In Kenya, many businesses are also struggling due to the scarcity of the dollar. Over the past few months, the Kenya Association of Manufacturers (KAM) has repeatedly expressed concerns about the economic risks posed by the growing shortage of dollars in the country. The situation is so bad that the Central Bank of Kenya (CBK) recently ordered commercial banks to ration dollar sales. And the implication of that is that not everyone who needs the currency is able to get it.

Remember, Nigeria and Kenya among the best economies in Africa. A previous Business Insider Africa article ranked them among the 10 African countries with the largest foreign exchange reserves. Now, if countries with the largest foreign exchange reserves face forex-related difficulties, imagine how much worse the situation would be for countries with low foreign exchange reserves.

The rest of this article will focus on the African countries with the lowest foreign exchange reserves. But first, let’s briefly explain what the exchange entails.

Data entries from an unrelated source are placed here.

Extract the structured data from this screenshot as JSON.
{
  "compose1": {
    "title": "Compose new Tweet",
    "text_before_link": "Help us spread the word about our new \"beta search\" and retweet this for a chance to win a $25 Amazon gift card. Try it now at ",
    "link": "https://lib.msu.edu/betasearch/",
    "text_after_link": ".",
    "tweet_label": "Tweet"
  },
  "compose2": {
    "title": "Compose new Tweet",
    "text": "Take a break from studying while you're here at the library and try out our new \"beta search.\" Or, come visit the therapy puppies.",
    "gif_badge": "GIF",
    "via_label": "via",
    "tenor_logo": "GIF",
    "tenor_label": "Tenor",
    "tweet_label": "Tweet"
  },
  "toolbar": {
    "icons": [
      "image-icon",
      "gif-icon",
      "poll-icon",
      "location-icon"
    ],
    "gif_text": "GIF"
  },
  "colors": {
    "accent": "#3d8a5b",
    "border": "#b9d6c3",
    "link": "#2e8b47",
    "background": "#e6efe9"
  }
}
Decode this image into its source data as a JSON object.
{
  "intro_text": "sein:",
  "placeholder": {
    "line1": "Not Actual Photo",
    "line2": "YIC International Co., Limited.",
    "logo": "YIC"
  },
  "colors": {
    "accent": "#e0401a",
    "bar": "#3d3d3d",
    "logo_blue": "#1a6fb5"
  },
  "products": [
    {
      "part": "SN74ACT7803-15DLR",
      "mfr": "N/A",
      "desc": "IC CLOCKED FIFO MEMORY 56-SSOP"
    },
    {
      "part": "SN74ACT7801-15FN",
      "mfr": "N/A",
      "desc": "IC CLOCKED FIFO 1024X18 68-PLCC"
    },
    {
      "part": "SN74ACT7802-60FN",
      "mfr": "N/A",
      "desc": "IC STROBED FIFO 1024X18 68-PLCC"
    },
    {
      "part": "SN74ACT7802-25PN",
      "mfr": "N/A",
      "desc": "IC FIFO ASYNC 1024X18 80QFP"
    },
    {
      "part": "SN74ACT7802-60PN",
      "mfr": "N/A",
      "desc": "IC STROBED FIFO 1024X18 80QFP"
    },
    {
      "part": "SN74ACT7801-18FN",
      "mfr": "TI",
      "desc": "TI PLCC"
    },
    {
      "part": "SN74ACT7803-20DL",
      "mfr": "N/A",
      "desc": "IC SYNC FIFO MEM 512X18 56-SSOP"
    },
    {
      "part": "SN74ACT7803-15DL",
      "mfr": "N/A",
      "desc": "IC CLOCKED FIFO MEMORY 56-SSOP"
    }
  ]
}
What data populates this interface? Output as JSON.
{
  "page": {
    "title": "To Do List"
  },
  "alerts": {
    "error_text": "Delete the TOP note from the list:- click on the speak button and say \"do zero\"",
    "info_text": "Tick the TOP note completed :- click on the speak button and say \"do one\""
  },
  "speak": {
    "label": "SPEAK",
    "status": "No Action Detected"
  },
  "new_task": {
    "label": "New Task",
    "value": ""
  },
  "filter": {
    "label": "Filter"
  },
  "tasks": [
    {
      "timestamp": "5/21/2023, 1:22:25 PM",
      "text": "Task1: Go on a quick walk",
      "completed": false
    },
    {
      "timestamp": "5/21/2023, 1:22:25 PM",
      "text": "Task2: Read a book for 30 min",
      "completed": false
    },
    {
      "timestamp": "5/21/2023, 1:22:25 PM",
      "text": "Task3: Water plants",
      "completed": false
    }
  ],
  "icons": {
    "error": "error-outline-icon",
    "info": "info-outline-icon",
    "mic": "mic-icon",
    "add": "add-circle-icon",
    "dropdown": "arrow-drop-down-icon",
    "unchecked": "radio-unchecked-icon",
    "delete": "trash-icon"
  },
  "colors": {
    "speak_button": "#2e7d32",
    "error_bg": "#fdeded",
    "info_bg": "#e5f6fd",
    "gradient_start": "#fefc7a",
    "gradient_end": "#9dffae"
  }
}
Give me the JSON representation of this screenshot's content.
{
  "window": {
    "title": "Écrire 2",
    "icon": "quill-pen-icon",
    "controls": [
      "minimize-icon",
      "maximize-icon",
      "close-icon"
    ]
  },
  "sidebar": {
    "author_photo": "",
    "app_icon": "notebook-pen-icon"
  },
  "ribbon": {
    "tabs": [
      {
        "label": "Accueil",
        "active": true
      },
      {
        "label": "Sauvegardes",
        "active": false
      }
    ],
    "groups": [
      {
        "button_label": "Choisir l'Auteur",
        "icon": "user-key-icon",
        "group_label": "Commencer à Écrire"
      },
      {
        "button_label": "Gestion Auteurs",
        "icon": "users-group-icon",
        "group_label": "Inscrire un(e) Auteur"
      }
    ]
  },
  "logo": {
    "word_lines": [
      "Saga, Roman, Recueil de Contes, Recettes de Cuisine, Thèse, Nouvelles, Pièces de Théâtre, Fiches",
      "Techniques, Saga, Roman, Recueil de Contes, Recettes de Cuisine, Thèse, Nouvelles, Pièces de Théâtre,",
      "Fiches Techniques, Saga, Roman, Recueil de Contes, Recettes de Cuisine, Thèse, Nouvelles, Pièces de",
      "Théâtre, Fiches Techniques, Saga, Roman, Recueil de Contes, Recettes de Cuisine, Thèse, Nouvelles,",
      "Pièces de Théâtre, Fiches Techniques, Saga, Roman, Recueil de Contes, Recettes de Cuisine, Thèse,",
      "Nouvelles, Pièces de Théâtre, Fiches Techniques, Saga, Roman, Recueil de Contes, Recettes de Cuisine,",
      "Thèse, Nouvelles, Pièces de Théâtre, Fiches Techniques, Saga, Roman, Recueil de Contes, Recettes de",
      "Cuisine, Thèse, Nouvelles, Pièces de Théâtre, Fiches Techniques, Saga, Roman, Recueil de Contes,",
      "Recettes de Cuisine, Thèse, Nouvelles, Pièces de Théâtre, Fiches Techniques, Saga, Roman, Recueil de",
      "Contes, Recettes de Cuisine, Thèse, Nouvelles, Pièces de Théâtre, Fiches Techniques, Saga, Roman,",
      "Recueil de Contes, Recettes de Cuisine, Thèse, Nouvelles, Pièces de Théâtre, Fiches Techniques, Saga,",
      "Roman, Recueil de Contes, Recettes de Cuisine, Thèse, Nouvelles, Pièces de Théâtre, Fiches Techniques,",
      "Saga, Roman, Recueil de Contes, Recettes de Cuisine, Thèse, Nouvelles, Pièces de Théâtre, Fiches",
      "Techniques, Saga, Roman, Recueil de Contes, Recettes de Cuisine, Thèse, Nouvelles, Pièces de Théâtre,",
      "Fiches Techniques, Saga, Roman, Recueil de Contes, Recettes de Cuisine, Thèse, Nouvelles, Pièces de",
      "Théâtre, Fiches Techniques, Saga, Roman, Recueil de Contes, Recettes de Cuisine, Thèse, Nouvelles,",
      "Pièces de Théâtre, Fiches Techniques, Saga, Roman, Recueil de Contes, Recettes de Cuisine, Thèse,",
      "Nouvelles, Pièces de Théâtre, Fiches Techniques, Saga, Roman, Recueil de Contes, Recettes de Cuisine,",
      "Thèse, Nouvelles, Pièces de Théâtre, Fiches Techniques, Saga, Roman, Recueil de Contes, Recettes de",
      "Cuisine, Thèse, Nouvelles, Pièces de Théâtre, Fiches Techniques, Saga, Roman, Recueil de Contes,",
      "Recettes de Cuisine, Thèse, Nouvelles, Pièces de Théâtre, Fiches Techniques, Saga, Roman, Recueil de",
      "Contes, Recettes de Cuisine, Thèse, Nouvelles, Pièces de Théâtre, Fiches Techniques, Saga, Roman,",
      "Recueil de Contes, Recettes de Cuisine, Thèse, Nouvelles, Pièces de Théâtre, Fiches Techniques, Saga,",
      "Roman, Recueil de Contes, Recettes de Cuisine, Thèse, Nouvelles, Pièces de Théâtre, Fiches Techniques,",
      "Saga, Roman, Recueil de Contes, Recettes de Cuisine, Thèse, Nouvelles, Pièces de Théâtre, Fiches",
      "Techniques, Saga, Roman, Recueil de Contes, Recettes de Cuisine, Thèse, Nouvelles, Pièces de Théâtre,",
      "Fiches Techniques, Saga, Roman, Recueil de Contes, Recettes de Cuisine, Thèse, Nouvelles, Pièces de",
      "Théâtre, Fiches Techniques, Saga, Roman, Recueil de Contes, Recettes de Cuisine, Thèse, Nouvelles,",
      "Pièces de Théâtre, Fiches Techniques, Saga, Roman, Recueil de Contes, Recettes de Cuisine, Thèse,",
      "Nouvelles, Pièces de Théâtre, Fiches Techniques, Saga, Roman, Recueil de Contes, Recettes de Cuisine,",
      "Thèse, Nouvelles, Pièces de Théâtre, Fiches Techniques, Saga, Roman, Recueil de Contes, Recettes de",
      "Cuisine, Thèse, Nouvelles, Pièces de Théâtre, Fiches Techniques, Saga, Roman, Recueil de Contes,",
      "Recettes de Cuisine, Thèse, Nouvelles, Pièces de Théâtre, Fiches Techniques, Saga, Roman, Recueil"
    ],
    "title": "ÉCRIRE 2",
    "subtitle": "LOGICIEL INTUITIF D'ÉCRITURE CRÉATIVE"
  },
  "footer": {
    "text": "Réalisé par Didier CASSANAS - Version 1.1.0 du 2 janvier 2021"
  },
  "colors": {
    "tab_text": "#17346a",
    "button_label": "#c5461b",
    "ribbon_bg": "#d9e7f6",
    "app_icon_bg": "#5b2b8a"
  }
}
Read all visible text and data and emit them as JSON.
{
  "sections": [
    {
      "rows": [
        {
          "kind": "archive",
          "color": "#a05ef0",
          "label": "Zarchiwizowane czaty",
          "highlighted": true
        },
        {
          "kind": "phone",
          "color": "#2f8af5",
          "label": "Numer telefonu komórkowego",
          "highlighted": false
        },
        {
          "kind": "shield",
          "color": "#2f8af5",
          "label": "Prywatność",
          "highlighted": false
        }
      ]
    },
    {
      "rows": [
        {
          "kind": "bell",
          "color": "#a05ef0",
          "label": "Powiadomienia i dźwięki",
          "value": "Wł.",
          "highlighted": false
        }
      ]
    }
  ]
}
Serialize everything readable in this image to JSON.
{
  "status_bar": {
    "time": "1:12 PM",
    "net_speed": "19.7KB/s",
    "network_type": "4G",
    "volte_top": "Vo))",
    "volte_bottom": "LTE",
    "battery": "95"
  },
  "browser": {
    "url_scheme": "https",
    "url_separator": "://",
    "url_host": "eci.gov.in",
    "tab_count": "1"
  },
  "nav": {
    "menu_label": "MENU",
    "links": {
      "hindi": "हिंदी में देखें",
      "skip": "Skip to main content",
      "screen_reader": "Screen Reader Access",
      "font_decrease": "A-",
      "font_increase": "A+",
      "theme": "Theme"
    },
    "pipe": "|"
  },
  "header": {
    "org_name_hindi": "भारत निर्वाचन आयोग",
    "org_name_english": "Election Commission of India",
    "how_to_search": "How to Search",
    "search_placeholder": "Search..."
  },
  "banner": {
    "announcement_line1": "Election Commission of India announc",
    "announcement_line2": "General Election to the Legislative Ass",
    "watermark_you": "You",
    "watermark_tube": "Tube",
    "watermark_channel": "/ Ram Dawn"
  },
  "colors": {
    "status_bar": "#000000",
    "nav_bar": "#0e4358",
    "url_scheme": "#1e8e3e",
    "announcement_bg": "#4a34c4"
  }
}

What are foreign exchange reserves?

According to Investopedia, foreign exchange reserves are generally dollar-denominated assets that are held in reserve by central banks.

The International Monetary Fund (IMF) further defines foreign exchange reserves as “official public sector foreign assets which are readily available and controlled by monetary authorities, for the direct financing of payments imbalances, and directly regulating the magnitude of these imbalances, through interventions in foreign exchange markets to affect exchange rate and/or for other purposes.

The constitutions of various African countries require their central banks to maintain external assets in the following forms: gold bars or coins, short-term foreign treasury bills, bonds, IMF special drawing rights, account balances in foreign banks, etc.

Each of these assets must possess a basic characteristic of liquidity and can easily be converted into dollars, pounds sterling, euros or other similar hard currencies.

Importance of foreign exchange reserves

  • Foreign exchange reserves are necessary to influence the monetary policies of countries.
  • Foreign exchange reserves serve as emergency funds just in case a country’s currency devalues ​​drastically.
  • It is a source of economic prestige, as countries with high foreign exchange reserves are respected for their strong economic position.
  • Countries with good foreign exchange reserves tend to attract viable foreign trade and investment opportunities.

Here are the 10 African countries with the lowest foreign exchange reserves

  1. Somalia: Has foreign exchange reserves of $23.1 million, according to the World Bank.
  2. Equatorial Guinea: Has foreign exchange reserves of $40.8 million, according to the World Bank.
  3. Sao Tome and Principe : Has foreign exchange reserves of $75.2 million, according to the World Bank.
  4. Sudan: Has foreign exchange reserves of $177.9 million, according to the World Bank.
  5. South Sudan: Has foreign exchange reserves of $183.6 million, according to the World Bank.
  6. Burundii: Has foreign exchange reserves of $266.1 million, according to the World Bank.
  7. Chad: Has foreign exchange reserves of $310 million, according to the World Bank.
  8. Comoros: Has foreign exchange reserves of $329.6 million, according to the World Bank.
  9. Central African Republic: Has foreign exchange reserves of $350 million, according to the World Bank.
  10. Liberia: Has foreign exchange reserves of $538.5 million, according to the World Bank.